Since the Washington Redskins drafted former Horned Frog standout Josh Doctson in the first round of the 2016 NFL Draft, only one TCU wide receiver has recorded a 1,000-yard season. That was Jalen Reagor, who forewent his senior season before the Philadelphia Eagles selected him in the first round of the 2020 NFL Draft.
Doctson and Reagor were the No. 1 targets for their respective quarterbacks, but with both players now removed from the program, TCU will be looking for its next top-tier receiving talent. The Horned Frogs are down two starters from 2019 including Reagor and Tre’Vontae Hights, who signed with the Carolina Panthers after going undrafted.
Maybe the most impressive play in this game was made by WR Taye Barber. The adjustment on this ball is crazy and it also came in a huge spot in the game. Also don’t overlook the throw from Duggan, stood tall and took a shot from a rusher so he could get the throw off.#WNSFilm pic.twitter.com/5sEdFdTxhf— Mark (@HeaneyNFLDraft) October 29, 2019
TCU will return two miniature fireballs this fall in Taye Barber and Derius Davis, who each took reps out of the H-receiver slot in 2019. Barber has been a steady producer for the Horned Frogs, topping 300 receiving yards in each of his first two seasons on the team. Barber, who started at the H-spot, was TCU’s leading receiver over its final seven games.
Barber pieced together a breakout freshman campaign in 2018, where he totaled at least once reception in every game, the first in head coach Gary Patterson’s then 18-year career leading the program. Moreover, Barber notched either a first down or a touchdown on 21-of-32 catches. The 2019 All-Big 12 Honorable Mention shined in TCU’s 33-31 win over Texas Tech, compiling eight receptions for 137 yards.

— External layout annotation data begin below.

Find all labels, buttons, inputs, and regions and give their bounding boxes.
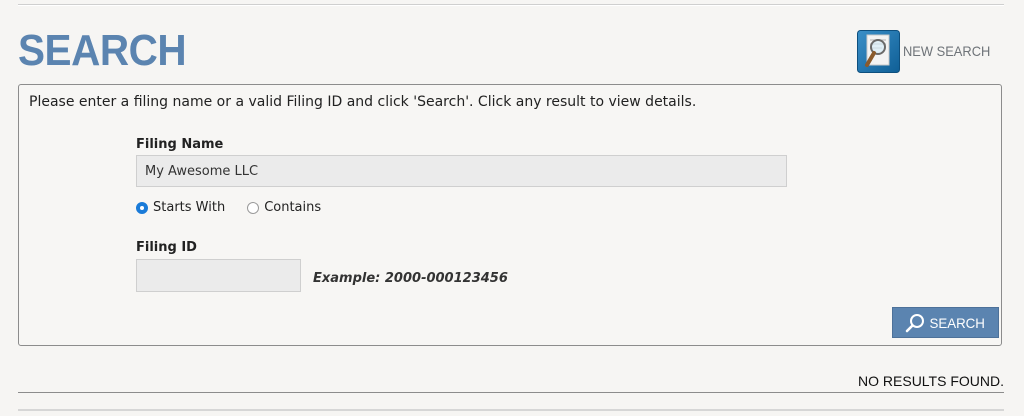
search-button-label: SEARCH	[929, 314, 986, 331]
radio-unchecked-icon	[247, 201, 260, 214]
magnifier-document-icon	[857, 30, 900, 73]
radio-contains[interactable]: Contains	[247, 200, 321, 215]
top-divider	[18, 4, 1004, 6]
results-status: NO RESULTS FOUND.	[858, 373, 1004, 389]
filing-name-input[interactable]	[136, 155, 787, 187]
results-divider	[18, 392, 1004, 393]
bottom-divider	[18, 409, 1004, 411]
new-search-label: NEW SEARCH	[903, 42, 991, 59]
search-button[interactable]: SEARCH	[892, 307, 999, 338]
radio-contains-label: Contains	[264, 200, 322, 215]
filing-name-label: Filing Name	[136, 137, 224, 152]
filing-id-example: Example: 2000-000123456	[313, 271, 508, 286]
search-icon	[906, 313, 925, 332]
search-form-panel: Please enter a filing name or a valid Fi…	[18, 84, 1002, 346]
new-search-button[interactable]: NEW SEARCH	[857, 30, 998, 73]
page-title: SEARCH	[18, 26, 187, 75]
radio-starts-with-label: Starts With	[153, 200, 226, 215]
radio-starts-with[interactable]: Starts With	[136, 200, 225, 215]
search-instructions: Please enter a filing name or a valid Fi…	[29, 94, 697, 110]
radio-checked-icon	[136, 201, 148, 214]
filing-id-input[interactable]	[136, 259, 301, 292]
match-type-radio-group: Starts With Contains	[136, 200, 343, 215]
filing-id-label: Filing ID	[136, 240, 197, 255]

Davis, whose speed makes him a threat on special teams, has over 250 receiving yards in his career. His 73-yard punt return score against Southern in 2018 was the first special teams touchdown by a Horned Frog in his college debut since Deante Gray in 2012. Davis came to TCU with elite track speed, as this video clearly shows.
TCU DB signee Derius Davis just ran the 5th fastest 400m time in the nation pic.twitter.com/kvRbmiU9Dv— Amos Morale III (@Amos_MoraleIII) February 17, 2018
Reagor’s absence will mean a new starter for TCU at the Z-receiver spot. One player who could fill that role is Te’Vailance Hunt, who took a significant leap forward in 2019 with 308 receiving yards and a touchdown. The 6-foot-3 pass catcher and former four-star recruit started in nine games this past fall, and his most notable reception came during the first overtime of TCU’s marathon against Baylor, hauling in a scoring grab in spectacular fashion.
TCU’s Y-receiver slot will be benefited with the return of redshirt senior Dylan Thomas, who has been productive when healthy but has missed significant time over the last two seasons with injuries. Thomas started four games at the Y-spot in 2019, finishing with 121 receiving yards including a four-catch, 70-yard performance against SMU. Redshirt junior Al’Dontre Davis, who has six career receptions with one touchdown, was listed on the depth chart at the Y-receiver spot on more than one occasion this past year.
TCU’s final wide receiving slot comes from the X-position. Hights departing for the NFL will create opportunities for multiple young talents to step up this fall. Junior John Stephens Jr. possesses big-time size at 6 feet 5 inches and could create matchup nightmares for opposing defenses. Former JUCO standout Mikel Barkley may also see the field more often after preserving a redshirt season in 2019. Both players were depth charted as X-slot receivers this past season.
Lastly, one early candidate for a true freshman who could break out this fall is four-star recruit Quentin Johnston, the third-highest rated prospect in the Patterson era behind Zach Evans and Justin Rogers. The 6-foot-4, 180-pounder has a lean build but moves quickly and gracefully in the open field. Johnston had originally committed to the Texas Longhorns, but flipped to the Horned Frogs late in the process.